キュウリやスイカ、ズッキーニなどは、夏野菜として人気の作物ですが、注意すべき点もあります。
実は普段慣れ親しんでいる作物の多くは、長い年月をかけて品種改良された結果であり、もともとの野生種とはまったくの別物なのです。
そして、作物は何の前触れもなく野生種に先祖返りすることがあり、その中には、食用に適さないものや有毒成分を含む危険な状態に戻ることもあります。
特に、家庭菜園や自家栽培を楽しむ人は気をつけなければいけません。
そこで、安全な作物と野生種を見分ける一番のポイントは「苦味」になります。
目次
野菜や果物は「食用」に変えられた⁈
見分けるポイントは「苦味」
野菜や果物は「食用」に変えられた⁈
例えば、朝食で人気のバナナは、もとからタネのない甘い果物ではありませんでした。
今日の食用バナナは、2種の野生バナナが偶然にも混ざって生まれたものです。祖先となる野生種は、中にタネが詰まっていて実が堅く、食用には向いていません。

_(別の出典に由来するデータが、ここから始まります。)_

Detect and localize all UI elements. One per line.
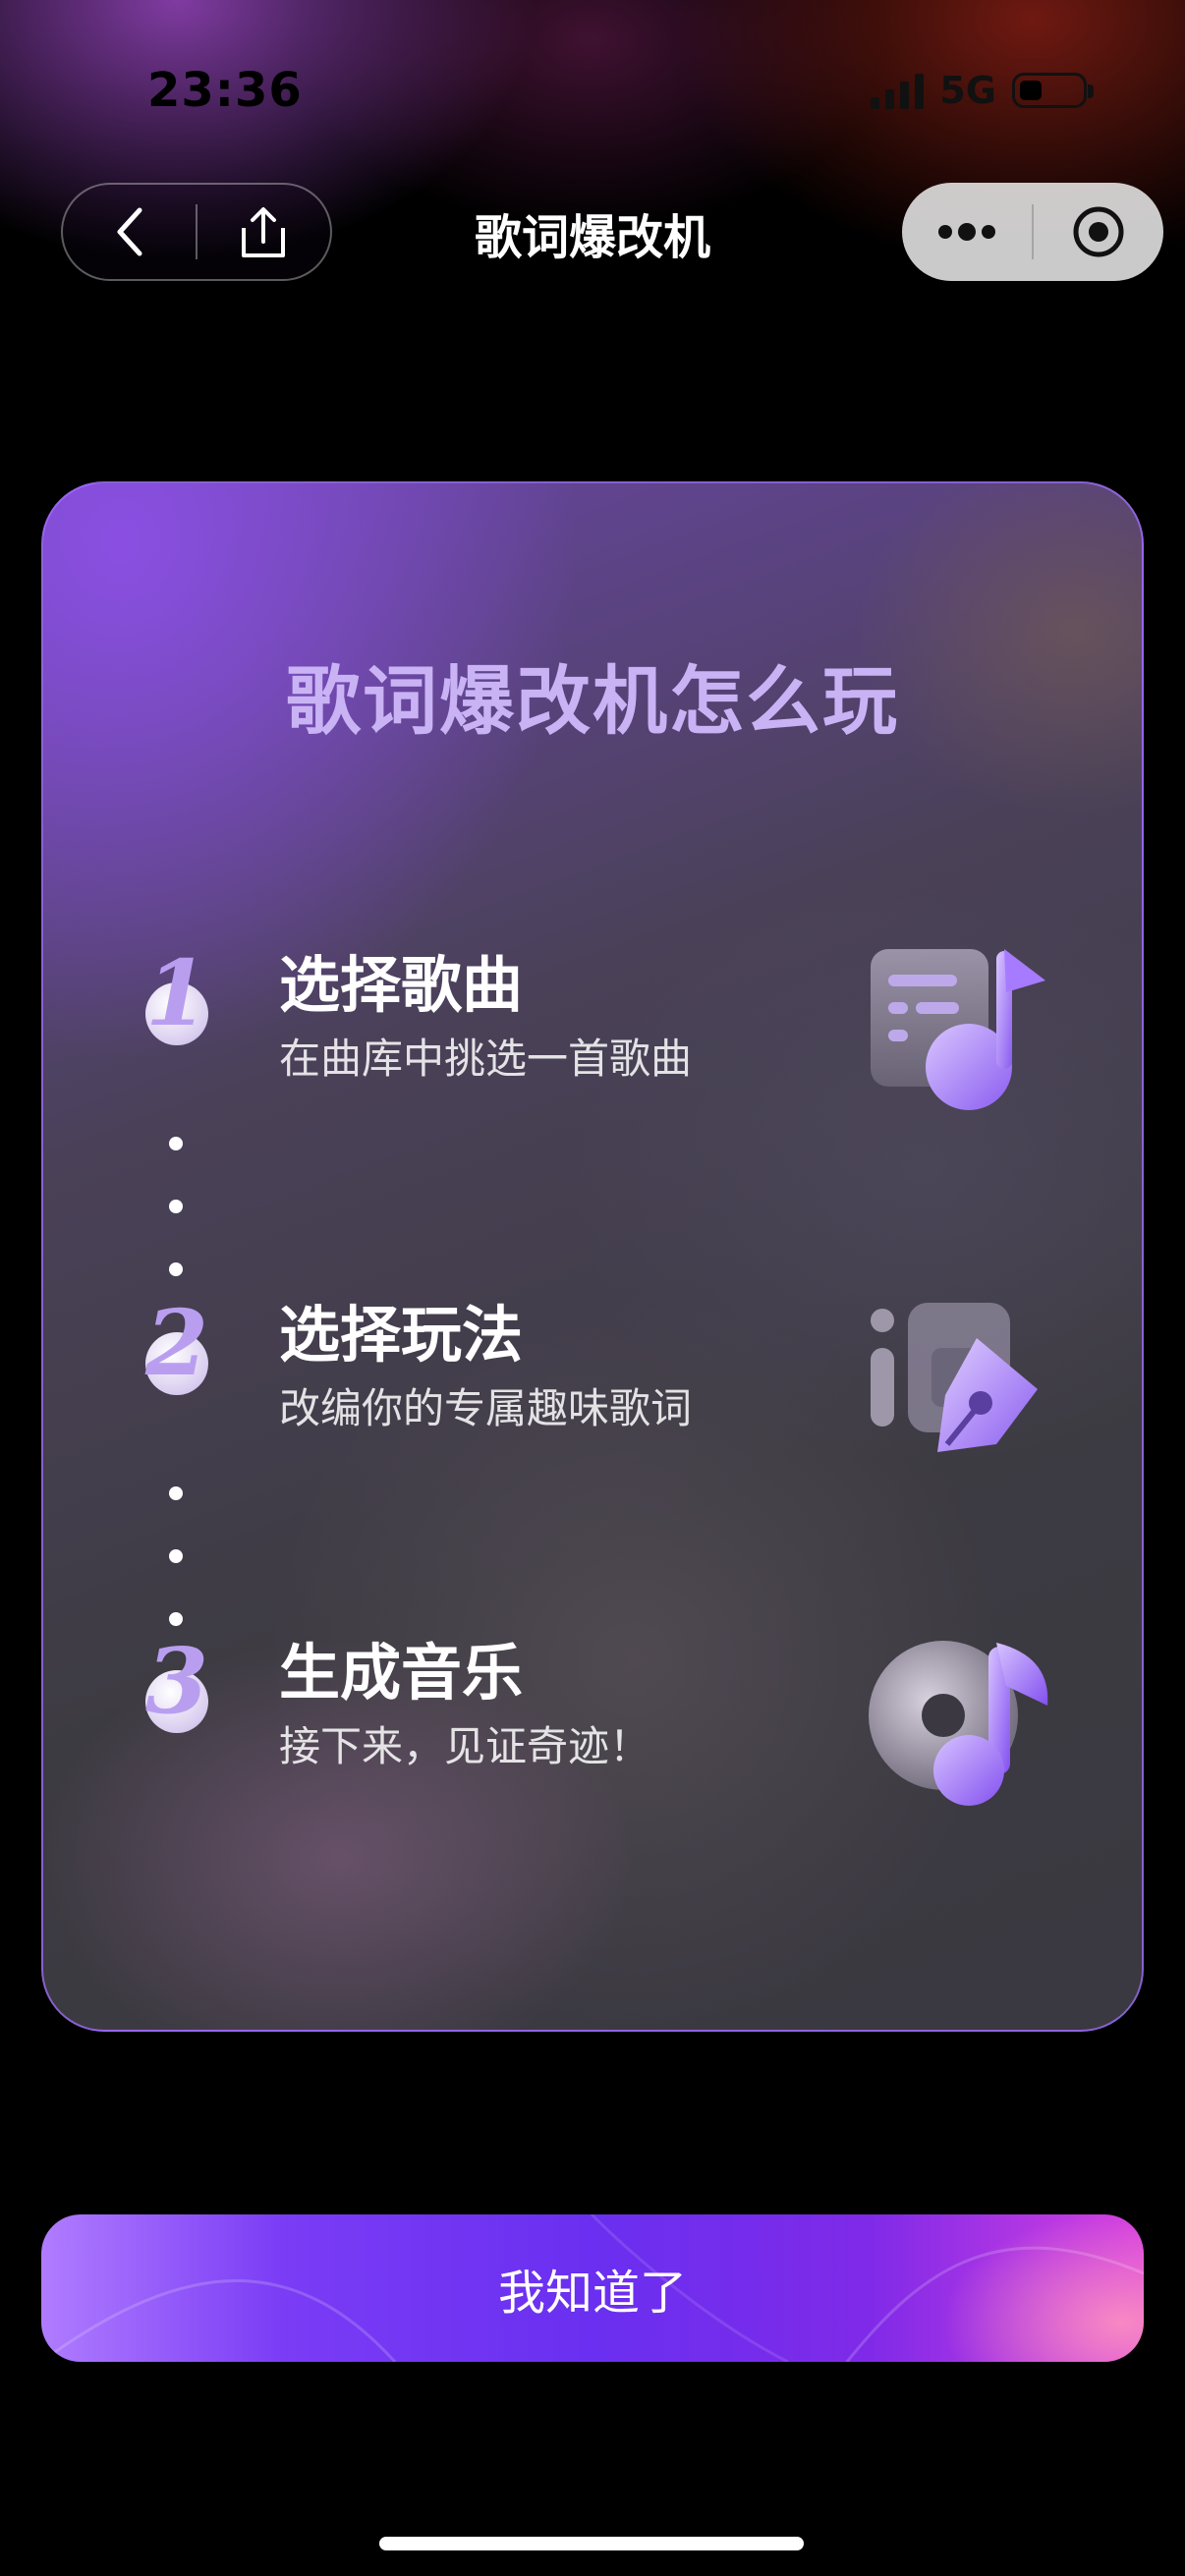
step-3: 3 生成音乐 接下来，见证奇迹！	[43, 1628, 1142, 1829]
music-disc-icon	[869, 1641, 1048, 1806]
music-playlist-icon	[871, 949, 1045, 1110]
status-indicators: 5G	[871, 69, 1094, 112]
step-number-badge: 3	[140, 1628, 214, 1741]
more-dots-icon	[938, 223, 995, 241]
close-miniprogram-button[interactable]	[1034, 183, 1163, 281]
step-number: 3	[144, 1628, 208, 1734]
got-it-button[interactable]: 我知道了	[41, 2214, 1144, 2362]
step-description: 接下来，见证奇迹！	[279, 1722, 651, 1770]
step-number: 2	[144, 1290, 208, 1396]
target-close-icon	[1073, 206, 1124, 257]
home-indicator[interactable]	[379, 2537, 804, 2550]
step-description: 改编你的专属趣味歌词	[279, 1384, 693, 1432]
signal-icon	[871, 72, 925, 109]
step-description: 在曲库中挑选一首歌曲	[279, 1035, 693, 1083]
step-title: 生成音乐	[279, 1637, 524, 1708]
step-1: 1 选择歌曲 在曲库中挑选一首歌曲	[43, 940, 1142, 1142]
step-number-badge: 2	[140, 1290, 214, 1403]
more-button[interactable]	[902, 183, 1032, 281]
step-number-badge: 1	[140, 940, 214, 1053]
step-2: 2 选择玩法 改编你的专属趣味歌词	[43, 1290, 1142, 1491]
battery-icon	[1012, 73, 1094, 108]
how-to-play-card: 歌词爆改机怎么玩 1 选择歌曲 在曲库中挑选一首歌曲 2 选择玩法 改编你的专属…	[41, 481, 1144, 2032]
lyrics-pen-icon	[871, 1303, 1038, 1452]
step-title: 选择玩法	[279, 1299, 524, 1371]
network-type: 5G	[939, 69, 996, 112]
card-title: 歌词爆改机怎么玩	[286, 657, 899, 745]
step-number: 1	[144, 940, 208, 1046]
step-title: 选择歌曲	[279, 949, 524, 1021]
got-it-label: 我知道了	[497, 2266, 687, 2321]
status-time: 23:36	[147, 63, 303, 118]
mini-program-capsule	[902, 183, 1163, 281]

この他にも、トウモロコシは、元をたどれば「テオシント」という中央アメリカ原産の岩のように硬い茎植物に起源を持ちます。
そこから食用のトウモロコシが誕生したのは、紀元前7000〜5000年前頃であり、最初は粒も小さくて、少なかったそう。
しかし、人類が大きな粒をつける個体のみを選別し続けた結果、現在のような実のギッシリ詰まったトウモロコシへと変貌したのです。
これは最初のテオシントと比べると、ほぼ別モノになっています。
見分けるポイントは「苦味」
家庭菜園や自家栽培の場合ですと、先祖返りを起こしやすいのは「ウリ科」の作物です。
カボチャ、キュウリ、メロン、スイカ、ヘチマ、ヒョウタン、ズッキーニなどがその代表になります。

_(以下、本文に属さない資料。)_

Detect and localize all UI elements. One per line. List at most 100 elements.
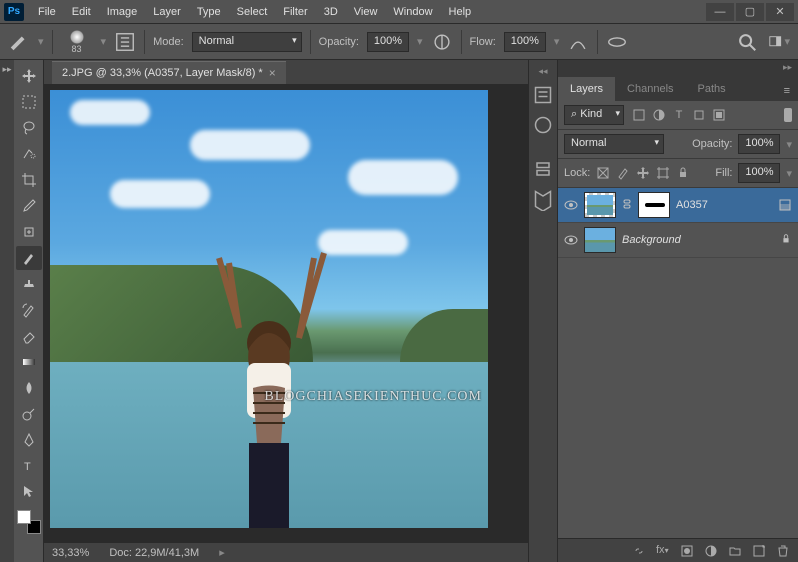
libraries-panel-icon[interactable] — [531, 187, 555, 211]
layer-name[interactable]: Background — [622, 234, 774, 246]
mask-link-icon[interactable] — [622, 197, 632, 214]
tab-paths[interactable]: Paths — [686, 77, 738, 101]
menu-layer[interactable]: Layer — [145, 2, 189, 22]
menu-select[interactable]: Select — [229, 2, 276, 22]
layer-properties-icon[interactable] — [778, 198, 792, 212]
zoom-level[interactable]: 33,33% — [52, 547, 89, 559]
layer-opacity-field[interactable]: 100% — [738, 134, 780, 154]
visibility-toggle-icon[interactable] — [564, 233, 578, 247]
menu-filter[interactable]: Filter — [275, 2, 315, 22]
lasso-tool[interactable] — [16, 116, 42, 140]
tab-layers[interactable]: Layers — [558, 77, 615, 101]
menu-view[interactable]: View — [346, 2, 386, 22]
brush-panel-toggle-icon[interactable] — [114, 31, 136, 53]
add-mask-icon[interactable] — [680, 544, 694, 558]
history-brush-tool[interactable] — [16, 298, 42, 322]
lock-pixels-icon[interactable] — [616, 166, 630, 180]
window-maximize-button[interactable]: ▢ — [736, 3, 764, 21]
crop-tool[interactable] — [16, 168, 42, 192]
menu-3d[interactable]: 3D — [316, 2, 346, 22]
type-tool[interactable]: T — [16, 454, 42, 478]
new-layer-icon[interactable] — [752, 544, 766, 558]
lock-artboard-icon[interactable] — [656, 166, 670, 180]
filter-pixel-icon[interactable] — [632, 108, 646, 122]
healing-brush-tool[interactable] — [16, 220, 42, 244]
pen-tool[interactable] — [16, 428, 42, 452]
menu-window[interactable]: Window — [385, 2, 440, 22]
eraser-tool[interactable] — [16, 324, 42, 348]
pressure-size-icon[interactable] — [606, 31, 628, 53]
clone-stamp-tool[interactable] — [16, 272, 42, 296]
flow-field[interactable]: 100% — [504, 32, 546, 52]
search-icon: ⌕ — [571, 108, 577, 120]
menu-file[interactable]: File — [30, 2, 64, 22]
options-bar: ▾ 83 ▾ Mode: Normal Opacity: 100% ▾ Flow… — [0, 24, 798, 60]
menu-type[interactable]: Type — [189, 2, 229, 22]
adjustment-layer-icon[interactable] — [704, 544, 718, 558]
foreground-color-swatch[interactable] — [17, 510, 31, 524]
window-minimize-button[interactable]: — — [706, 3, 734, 21]
brush-tool[interactable] — [16, 246, 42, 270]
new-group-icon[interactable] — [728, 544, 742, 558]
layer-row[interactable]: Background — [558, 223, 798, 258]
lock-transparency-icon[interactable] — [596, 166, 610, 180]
layer-blend-mode-select[interactable]: Normal — [564, 134, 664, 154]
eyedropper-tool[interactable] — [16, 194, 42, 218]
mode-label: Mode: — [153, 36, 184, 48]
brush-preview[interactable]: 83 — [61, 28, 93, 56]
lock-position-icon[interactable] — [636, 166, 650, 180]
visibility-toggle-icon[interactable] — [564, 198, 578, 212]
fill-field[interactable]: 100% — [738, 163, 780, 183]
filter-type-icon[interactable]: T — [672, 108, 686, 122]
canvas[interactable]: BLOGCHIASEKIENTHUC.COM — [50, 90, 488, 528]
airbrush-icon[interactable] — [567, 31, 589, 53]
workspace-switcher-icon[interactable]: ▾ — [768, 31, 790, 53]
blur-tool[interactable] — [16, 376, 42, 400]
link-layers-icon[interactable] — [632, 544, 646, 558]
panel-menu-icon[interactable]: ≡ — [776, 81, 798, 101]
filter-smart-icon[interactable] — [712, 108, 726, 122]
mask-thumbnail[interactable] — [638, 192, 670, 218]
left-expand-column[interactable]: ▸▸ — [0, 60, 14, 562]
opacity-label: Opacity: — [319, 36, 359, 48]
watermark-text: BLOGCHIASEKIENTHUC.COM — [264, 389, 482, 405]
layer-style-icon[interactable]: fx▾ — [656, 544, 670, 558]
tab-channels[interactable]: Channels — [615, 77, 685, 101]
gradient-tool[interactable] — [16, 350, 42, 374]
move-tool[interactable] — [16, 64, 42, 88]
doc-info[interactable]: Doc: 22,9M/41,3M — [109, 547, 199, 559]
delete-layer-icon[interactable] — [776, 544, 790, 558]
dodge-tool[interactable] — [16, 402, 42, 426]
layer-filter-select[interactable]: ⌕ Kind — [564, 105, 624, 125]
properties-panel-icon[interactable] — [531, 157, 555, 181]
color-swatches[interactable] — [17, 510, 41, 534]
opacity-field[interactable]: 100% — [367, 32, 409, 52]
menu-help[interactable]: Help — [441, 2, 480, 22]
layer-row[interactable]: A0357 — [558, 188, 798, 223]
window-close-button[interactable]: ✕ — [766, 3, 794, 21]
tool-preset-icon[interactable] — [8, 31, 30, 53]
fill-label: Fill: — [715, 167, 732, 179]
menu-edit[interactable]: Edit — [64, 2, 99, 22]
quick-select-tool[interactable] — [16, 142, 42, 166]
search-icon[interactable] — [736, 31, 758, 53]
lock-all-icon[interactable] — [676, 166, 690, 180]
layer-thumbnail[interactable] — [584, 192, 616, 218]
history-panel-icon[interactable] — [531, 83, 555, 107]
layers-panel-footer: fx▾ — [558, 538, 798, 562]
document-tab[interactable]: 2.JPG @ 33,3% (A0357, Layer Mask/8) * × — [52, 61, 286, 84]
blend-mode-select[interactable]: Normal — [192, 32, 302, 52]
color-panel-icon[interactable] — [531, 113, 555, 137]
path-select-tool[interactable] — [16, 480, 42, 504]
app-logo: Ps — [4, 3, 24, 21]
layer-name[interactable]: A0357 — [676, 199, 772, 211]
pressure-opacity-icon[interactable] — [431, 31, 453, 53]
marquee-tool[interactable] — [16, 90, 42, 114]
close-icon[interactable]: × — [269, 66, 276, 80]
filter-shape-icon[interactable] — [692, 108, 706, 122]
menu-image[interactable]: Image — [99, 2, 146, 22]
document-tab-title: 2.JPG @ 33,3% (A0357, Layer Mask/8) * — [62, 67, 263, 79]
layer-thumbnail[interactable] — [584, 227, 616, 253]
filter-adjustment-icon[interactable] — [652, 108, 666, 122]
filter-toggle[interactable] — [784, 108, 792, 122]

これらウリ科の作物には、「ククルビタシン」という苦味成分が含まれているのですが、このククルビタシンの量が異常に多いのが野生種の特徴です。
例えば、野生のカボチャは、動物の捕食から身を守るため、タネの中にククルビタシンを詰め込んでいます。
ククルビタシンは、軽い吐き気や胸やけを起こす有毒性を持ち、摂取量が多くなると重度の食中毒を引き起こします。
通常量を摂取するのは問題ないですが、あまりにも苦味の強い作物に当たれば、野生種の可能性があります。
ちなみに、ゴーヤの苦味も一部ククルビタシンによるものですが、大半は中毒を引き起こさない「モモルジシン」という成分です。
目安として、ゴーヤと同じくらい苦いキュウリやズッキーニは、危険と思った方がいいでしょう。